Василий Киляков – Посылка из Америки (страница 7)
– Успеешь. У них все срочно… – ворчала старуха.
– Да ведь не для них ости-то, для России!
Старуха фыркнула в уголок платка.
– Нужны ей твои ости-то, России, ржавые твои железки. Совсем ты, старик, одурел от телевизора.
– Глупая ты старуха, – обиделся Данила. – Без железок ни плуга, ни бороны не изладишь. А не изладишь – насидишься без хлеба. Помнишь, еще по молодости-то плакат висел в конторе: «Не только штык, но и колос врага колет».
– И-и, вспомнил. От нонешних-то врагов ни колос, ни штык не спасет, не-ет… Их ныне не видно. В атаку на них не пойдешь, круговую занимай оборону!
Жарко, душно в избе. От горячих щей, от слабости кузнеца бросало то в холодный пот, то в жар. Он с трудом открыл окно. Ветерок потянул прохладой, освежил грудь и лицо. Еще больше захотелось прилечь, завести глаза.

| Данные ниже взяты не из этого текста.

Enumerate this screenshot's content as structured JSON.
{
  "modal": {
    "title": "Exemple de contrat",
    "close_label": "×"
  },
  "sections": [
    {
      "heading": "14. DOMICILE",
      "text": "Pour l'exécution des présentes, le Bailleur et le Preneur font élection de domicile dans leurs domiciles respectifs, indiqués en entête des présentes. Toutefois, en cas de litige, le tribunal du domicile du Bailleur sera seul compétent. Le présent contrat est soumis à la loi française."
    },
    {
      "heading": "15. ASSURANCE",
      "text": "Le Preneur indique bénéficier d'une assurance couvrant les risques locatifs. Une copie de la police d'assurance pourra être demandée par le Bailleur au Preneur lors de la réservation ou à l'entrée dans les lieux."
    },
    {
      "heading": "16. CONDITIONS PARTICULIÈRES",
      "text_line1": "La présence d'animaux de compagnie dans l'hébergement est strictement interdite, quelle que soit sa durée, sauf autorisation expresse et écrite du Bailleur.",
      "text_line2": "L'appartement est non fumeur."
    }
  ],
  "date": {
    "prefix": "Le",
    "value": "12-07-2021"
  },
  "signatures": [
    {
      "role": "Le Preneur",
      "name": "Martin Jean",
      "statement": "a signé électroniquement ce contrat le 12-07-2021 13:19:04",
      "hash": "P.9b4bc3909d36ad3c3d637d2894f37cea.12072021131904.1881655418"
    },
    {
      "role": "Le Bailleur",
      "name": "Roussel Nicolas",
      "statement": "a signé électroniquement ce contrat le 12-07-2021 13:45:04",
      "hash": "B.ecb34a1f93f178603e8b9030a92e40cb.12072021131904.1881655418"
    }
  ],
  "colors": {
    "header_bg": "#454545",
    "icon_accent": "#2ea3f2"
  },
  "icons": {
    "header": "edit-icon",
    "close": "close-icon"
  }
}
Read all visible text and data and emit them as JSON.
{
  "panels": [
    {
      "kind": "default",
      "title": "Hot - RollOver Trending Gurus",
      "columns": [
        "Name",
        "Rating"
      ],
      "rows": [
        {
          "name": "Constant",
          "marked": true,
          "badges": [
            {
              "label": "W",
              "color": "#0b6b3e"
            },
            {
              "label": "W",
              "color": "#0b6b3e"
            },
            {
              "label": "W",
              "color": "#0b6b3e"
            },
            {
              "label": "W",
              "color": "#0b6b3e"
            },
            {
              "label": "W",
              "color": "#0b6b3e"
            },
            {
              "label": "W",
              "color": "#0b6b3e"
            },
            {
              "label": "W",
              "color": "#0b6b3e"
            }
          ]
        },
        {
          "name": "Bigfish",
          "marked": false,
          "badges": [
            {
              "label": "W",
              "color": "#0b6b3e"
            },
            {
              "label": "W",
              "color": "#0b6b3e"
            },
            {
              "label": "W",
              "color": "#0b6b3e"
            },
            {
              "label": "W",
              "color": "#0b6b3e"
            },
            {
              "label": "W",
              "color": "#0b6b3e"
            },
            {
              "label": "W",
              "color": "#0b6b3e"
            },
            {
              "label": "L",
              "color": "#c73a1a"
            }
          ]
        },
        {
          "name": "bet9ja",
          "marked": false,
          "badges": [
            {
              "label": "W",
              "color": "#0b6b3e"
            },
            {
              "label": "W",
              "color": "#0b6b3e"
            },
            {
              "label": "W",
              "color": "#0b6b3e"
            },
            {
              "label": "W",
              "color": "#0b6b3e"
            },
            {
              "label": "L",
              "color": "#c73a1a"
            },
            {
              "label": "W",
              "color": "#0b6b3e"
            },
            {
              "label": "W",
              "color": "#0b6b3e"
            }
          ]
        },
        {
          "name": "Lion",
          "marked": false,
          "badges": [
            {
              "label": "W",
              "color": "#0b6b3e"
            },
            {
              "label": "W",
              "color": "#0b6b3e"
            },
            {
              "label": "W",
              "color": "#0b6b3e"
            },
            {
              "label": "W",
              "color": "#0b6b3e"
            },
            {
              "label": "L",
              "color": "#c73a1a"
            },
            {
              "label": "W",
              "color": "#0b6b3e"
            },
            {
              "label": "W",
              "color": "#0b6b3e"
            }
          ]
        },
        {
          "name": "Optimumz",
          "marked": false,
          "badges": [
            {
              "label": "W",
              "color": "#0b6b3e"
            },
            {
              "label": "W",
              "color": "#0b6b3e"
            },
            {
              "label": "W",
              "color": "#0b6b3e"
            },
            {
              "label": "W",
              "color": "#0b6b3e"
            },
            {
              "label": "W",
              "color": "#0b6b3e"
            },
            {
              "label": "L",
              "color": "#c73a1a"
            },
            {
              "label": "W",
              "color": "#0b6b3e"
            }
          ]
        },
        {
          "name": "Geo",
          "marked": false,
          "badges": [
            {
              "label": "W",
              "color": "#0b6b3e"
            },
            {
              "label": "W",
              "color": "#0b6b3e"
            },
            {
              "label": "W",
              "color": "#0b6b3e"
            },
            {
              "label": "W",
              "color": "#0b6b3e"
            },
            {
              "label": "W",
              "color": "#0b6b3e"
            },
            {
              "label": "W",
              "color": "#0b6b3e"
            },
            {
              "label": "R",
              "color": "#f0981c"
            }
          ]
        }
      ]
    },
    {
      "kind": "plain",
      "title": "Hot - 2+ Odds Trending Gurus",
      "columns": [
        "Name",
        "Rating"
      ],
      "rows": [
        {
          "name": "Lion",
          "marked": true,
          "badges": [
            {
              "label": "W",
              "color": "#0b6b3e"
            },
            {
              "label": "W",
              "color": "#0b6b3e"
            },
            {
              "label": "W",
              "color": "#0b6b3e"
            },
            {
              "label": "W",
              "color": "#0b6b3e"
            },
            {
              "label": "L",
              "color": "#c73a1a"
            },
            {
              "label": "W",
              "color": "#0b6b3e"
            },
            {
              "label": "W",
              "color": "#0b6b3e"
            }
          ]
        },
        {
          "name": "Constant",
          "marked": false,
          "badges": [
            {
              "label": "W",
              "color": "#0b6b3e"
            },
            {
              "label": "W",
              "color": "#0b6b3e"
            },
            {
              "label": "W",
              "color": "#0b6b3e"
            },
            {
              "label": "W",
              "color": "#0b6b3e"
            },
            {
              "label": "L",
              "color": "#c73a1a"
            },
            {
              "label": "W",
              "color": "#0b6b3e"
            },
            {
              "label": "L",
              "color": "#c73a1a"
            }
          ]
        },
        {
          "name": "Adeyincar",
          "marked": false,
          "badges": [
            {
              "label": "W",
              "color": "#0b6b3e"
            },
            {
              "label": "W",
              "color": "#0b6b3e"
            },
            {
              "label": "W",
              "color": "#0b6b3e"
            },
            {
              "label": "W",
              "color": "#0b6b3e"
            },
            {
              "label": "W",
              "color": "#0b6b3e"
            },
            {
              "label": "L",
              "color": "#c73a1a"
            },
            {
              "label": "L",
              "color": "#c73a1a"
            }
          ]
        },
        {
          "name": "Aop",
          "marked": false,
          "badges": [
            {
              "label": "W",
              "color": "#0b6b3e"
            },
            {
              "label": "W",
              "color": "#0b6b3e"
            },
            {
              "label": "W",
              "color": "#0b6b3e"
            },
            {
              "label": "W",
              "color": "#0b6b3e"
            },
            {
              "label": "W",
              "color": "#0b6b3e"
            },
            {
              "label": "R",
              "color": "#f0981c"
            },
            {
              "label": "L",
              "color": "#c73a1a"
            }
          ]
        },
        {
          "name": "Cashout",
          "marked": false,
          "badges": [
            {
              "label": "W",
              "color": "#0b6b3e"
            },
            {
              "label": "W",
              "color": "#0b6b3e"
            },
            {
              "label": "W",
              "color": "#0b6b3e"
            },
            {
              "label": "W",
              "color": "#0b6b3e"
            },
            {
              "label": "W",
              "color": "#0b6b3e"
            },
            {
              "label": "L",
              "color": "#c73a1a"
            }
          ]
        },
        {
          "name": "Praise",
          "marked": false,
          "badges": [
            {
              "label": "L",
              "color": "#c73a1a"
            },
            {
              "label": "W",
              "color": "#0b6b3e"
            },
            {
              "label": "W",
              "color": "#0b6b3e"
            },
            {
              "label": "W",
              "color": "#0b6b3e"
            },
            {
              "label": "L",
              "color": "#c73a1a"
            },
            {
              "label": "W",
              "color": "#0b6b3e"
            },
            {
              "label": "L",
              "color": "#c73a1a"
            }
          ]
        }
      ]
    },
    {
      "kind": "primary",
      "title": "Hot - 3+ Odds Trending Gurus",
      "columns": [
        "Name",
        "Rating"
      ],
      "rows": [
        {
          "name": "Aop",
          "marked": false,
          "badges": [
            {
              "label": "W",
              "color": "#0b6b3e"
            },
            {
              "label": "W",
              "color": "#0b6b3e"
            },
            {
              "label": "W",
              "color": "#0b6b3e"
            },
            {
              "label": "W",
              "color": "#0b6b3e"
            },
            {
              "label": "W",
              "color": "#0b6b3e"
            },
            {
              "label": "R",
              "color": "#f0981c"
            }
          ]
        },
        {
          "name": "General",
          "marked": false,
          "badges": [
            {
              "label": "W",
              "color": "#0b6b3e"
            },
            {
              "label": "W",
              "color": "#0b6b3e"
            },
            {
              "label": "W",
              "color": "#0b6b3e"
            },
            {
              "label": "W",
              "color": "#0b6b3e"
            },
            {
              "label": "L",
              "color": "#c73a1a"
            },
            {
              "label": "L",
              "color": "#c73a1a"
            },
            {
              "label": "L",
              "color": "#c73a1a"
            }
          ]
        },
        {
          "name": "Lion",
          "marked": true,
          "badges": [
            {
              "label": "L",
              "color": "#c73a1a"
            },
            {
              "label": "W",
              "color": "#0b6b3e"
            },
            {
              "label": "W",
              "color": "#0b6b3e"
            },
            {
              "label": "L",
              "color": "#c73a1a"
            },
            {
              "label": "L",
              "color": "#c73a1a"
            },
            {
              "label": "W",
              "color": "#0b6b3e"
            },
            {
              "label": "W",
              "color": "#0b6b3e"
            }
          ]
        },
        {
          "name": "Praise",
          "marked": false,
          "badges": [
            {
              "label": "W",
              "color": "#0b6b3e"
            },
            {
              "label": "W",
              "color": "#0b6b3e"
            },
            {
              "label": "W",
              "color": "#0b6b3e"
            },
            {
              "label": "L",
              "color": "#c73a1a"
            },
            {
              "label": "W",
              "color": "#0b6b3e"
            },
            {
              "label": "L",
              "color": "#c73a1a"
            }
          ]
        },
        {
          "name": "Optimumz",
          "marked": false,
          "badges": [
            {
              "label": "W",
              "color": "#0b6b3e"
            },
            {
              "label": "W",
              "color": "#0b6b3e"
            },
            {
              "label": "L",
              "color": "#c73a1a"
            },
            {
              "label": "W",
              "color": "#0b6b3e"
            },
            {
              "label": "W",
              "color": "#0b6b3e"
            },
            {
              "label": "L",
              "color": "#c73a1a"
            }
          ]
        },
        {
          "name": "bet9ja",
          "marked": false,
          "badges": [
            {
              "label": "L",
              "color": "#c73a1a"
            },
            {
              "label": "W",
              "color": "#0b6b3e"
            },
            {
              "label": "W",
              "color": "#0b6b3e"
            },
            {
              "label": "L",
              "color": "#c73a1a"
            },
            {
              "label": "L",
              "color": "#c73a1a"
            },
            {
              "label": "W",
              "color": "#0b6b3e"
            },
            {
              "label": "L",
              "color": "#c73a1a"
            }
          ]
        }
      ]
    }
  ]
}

– Пора, – пересиливая боль в пояснице, торопил Данила.
И опять потянулись они вдоль развалившейся череды домов к кормилице кузне.
Вечером село окутал мутно-серый рыхлый туман, в кузнице стемнело. Степанида вылила остатки грязного керосина в допотопную лампу с треснувшим пузырем: вот уж с зимы – потемки, с заговенья бродяги поснимали на металлолом алюминиевые провода. Трансформатор не гудит теперь, как бывало раньше, издалека слышно. Насиделись без света…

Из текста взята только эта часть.